The threat of oversupply, cooling demand growth and stalled asset sales has cast a cloud over the sector’s heavyweights, with all except BHP Billiton set to report big profit drops for the six months to June.
Lonmin reported an 8 percent dip in third-quarter production on Thursday.
On a heavy day for earnings, in other sectors Anglo-Dutch consumer goods company Unilever fell 1.8 percent after missing his forecasts for second quarter sales.
Chip designer ARM Holdings was the top faller on the FTSE 100, down 4.6 percent and testing its 200-day moving average around 850 pence after its U.S. customer Broadcomm overnight forecasted lower-than-expected third-quarter revenue.
Traders said bearish comment from Deutsche Bank and UBS, which removed ARM from its key call list, was also weighing on the shares, which trade on a 12-month forward price-to-earnings of 37 times, according to Thomson Reuters data.
Despite a rally of 9.5 percent since late-June lows, on a forward 12-month price-to-earnings valuation, the FTSE 100 trades on 11.9 times, compared with the 10-year average 12.24 times.
Low-cost airline easyJet extended gains, rising 1 percent the day after it increased full-year guidance as brokers such as HSBC and Citigroup raised target prices for the firm.
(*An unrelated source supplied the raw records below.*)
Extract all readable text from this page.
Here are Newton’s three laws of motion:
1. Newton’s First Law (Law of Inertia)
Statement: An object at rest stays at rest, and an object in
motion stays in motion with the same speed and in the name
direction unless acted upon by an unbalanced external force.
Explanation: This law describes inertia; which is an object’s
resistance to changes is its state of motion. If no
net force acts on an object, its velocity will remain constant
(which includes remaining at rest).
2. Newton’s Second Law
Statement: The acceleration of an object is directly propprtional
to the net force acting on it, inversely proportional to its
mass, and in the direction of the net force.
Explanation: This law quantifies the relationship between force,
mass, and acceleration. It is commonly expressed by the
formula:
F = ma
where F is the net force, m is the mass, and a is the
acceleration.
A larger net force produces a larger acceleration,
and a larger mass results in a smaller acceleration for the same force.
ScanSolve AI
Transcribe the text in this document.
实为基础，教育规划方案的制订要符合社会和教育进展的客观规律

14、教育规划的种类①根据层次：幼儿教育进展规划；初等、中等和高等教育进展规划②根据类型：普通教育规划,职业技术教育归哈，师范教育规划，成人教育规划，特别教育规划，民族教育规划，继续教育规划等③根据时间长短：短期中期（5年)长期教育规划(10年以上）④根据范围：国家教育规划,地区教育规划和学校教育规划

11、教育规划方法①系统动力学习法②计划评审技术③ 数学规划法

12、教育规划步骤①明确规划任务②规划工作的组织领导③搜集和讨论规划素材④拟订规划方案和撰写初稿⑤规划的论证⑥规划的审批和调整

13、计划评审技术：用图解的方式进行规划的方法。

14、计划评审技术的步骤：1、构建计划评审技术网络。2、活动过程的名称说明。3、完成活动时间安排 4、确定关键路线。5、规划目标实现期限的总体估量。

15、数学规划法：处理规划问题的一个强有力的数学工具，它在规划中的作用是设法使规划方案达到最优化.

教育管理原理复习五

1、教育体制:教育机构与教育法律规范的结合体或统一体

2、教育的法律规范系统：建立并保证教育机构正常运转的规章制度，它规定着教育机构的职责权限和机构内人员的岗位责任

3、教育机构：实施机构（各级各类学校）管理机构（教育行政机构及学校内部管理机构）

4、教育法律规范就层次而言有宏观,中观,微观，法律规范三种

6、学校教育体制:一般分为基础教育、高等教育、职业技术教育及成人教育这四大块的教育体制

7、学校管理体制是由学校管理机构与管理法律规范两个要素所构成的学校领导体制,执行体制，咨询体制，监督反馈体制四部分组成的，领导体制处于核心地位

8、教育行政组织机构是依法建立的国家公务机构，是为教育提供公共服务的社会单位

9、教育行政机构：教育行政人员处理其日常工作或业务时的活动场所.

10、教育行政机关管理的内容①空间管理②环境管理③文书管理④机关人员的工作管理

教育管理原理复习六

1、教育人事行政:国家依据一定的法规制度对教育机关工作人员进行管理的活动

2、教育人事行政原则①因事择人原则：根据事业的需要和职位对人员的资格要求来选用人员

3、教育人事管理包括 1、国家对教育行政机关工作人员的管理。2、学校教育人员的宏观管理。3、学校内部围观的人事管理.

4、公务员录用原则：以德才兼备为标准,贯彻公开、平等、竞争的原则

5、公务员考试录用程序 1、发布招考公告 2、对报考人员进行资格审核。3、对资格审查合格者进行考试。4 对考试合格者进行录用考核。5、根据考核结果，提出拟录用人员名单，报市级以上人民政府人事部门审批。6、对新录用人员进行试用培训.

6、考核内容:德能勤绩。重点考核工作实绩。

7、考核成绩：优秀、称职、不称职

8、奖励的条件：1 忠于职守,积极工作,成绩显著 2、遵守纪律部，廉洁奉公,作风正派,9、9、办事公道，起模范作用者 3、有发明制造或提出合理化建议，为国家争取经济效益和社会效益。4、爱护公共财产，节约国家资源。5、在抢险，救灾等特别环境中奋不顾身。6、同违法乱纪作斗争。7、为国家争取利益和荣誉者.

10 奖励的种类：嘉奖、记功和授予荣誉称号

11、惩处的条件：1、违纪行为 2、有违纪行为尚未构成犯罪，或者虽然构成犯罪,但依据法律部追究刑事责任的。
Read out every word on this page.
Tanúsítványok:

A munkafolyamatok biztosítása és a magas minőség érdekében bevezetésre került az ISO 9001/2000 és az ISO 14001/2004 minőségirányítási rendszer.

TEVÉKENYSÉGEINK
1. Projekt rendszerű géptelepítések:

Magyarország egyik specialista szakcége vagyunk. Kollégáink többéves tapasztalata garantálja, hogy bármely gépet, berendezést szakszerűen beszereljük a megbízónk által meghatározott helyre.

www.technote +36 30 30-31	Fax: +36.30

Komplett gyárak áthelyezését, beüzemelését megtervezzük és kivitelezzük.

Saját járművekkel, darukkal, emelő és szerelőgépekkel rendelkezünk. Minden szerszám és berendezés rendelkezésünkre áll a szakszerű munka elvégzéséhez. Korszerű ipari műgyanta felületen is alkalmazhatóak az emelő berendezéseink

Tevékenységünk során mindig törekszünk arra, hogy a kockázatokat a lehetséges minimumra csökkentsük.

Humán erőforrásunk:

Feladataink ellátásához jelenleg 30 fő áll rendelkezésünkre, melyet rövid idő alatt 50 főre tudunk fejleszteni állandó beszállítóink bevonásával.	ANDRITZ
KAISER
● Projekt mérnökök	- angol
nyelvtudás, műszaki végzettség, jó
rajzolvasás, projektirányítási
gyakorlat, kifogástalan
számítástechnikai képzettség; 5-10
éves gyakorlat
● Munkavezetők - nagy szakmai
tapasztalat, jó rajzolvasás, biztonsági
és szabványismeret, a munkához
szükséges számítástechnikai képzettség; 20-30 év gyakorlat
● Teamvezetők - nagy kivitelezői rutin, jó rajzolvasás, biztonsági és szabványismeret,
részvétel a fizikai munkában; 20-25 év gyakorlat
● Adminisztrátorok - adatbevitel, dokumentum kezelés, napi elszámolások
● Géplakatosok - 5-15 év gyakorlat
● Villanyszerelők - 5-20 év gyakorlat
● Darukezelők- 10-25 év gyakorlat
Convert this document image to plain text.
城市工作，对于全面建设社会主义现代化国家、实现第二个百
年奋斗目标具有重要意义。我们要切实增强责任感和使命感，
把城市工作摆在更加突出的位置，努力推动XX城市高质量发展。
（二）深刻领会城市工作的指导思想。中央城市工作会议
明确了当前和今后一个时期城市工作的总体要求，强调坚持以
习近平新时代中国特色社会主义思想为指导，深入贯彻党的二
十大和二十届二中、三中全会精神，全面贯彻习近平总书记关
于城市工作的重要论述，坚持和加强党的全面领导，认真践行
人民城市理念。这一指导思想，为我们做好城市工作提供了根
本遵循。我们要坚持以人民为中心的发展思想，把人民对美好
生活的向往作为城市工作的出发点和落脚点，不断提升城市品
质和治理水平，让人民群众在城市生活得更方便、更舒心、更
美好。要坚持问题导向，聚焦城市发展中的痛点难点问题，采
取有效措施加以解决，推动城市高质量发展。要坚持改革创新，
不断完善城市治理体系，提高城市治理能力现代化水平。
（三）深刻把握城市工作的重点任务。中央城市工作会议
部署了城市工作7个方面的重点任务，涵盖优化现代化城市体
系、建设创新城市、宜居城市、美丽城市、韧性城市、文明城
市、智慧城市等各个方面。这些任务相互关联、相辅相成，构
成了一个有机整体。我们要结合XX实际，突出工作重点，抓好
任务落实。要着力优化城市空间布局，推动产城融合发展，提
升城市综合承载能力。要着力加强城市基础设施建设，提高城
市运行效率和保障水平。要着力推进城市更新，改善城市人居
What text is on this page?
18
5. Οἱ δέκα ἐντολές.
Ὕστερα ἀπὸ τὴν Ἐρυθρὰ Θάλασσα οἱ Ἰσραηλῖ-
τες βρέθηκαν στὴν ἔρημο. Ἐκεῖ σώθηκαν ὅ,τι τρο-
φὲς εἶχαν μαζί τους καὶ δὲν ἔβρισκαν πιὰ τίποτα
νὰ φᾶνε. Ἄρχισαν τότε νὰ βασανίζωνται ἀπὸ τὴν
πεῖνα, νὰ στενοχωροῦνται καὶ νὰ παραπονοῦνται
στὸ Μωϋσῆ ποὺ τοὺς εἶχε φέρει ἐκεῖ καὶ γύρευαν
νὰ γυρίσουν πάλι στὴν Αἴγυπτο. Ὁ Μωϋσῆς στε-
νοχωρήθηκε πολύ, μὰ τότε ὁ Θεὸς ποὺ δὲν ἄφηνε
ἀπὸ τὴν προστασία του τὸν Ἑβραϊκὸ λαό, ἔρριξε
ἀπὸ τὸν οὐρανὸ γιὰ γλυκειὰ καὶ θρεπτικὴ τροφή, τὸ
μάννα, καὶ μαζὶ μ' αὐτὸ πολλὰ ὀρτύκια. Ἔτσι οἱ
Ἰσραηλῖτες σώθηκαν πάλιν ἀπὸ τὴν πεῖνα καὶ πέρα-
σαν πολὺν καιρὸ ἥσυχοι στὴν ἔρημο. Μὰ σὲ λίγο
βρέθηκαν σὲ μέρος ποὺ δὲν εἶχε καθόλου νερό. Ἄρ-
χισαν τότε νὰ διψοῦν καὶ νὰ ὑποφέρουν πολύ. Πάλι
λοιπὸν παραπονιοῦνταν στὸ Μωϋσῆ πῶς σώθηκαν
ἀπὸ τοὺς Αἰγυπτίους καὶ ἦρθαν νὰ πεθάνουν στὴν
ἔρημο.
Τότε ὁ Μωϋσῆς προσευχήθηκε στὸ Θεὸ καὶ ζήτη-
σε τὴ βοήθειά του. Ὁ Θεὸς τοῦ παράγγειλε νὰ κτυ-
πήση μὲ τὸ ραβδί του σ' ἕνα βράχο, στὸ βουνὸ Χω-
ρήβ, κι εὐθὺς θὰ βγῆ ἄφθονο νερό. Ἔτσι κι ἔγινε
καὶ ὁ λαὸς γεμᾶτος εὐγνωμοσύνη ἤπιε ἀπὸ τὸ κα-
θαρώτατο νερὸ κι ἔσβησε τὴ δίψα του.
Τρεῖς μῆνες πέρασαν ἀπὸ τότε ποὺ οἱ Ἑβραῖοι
Although the sample is small, of the UK-listed companies who have already reported earnings in the second quarter, 67 percent have beaten analysts’ expectations, compared with 51 percent in Europe, according to Starmine data.
”Momentum for domestic UK companies has continued to improve and with the macro data starting to stabilise we see this as a catalyst for higher equity prices on the short term,“ Atif Latif, director at Guardian Stockbrokers,” said.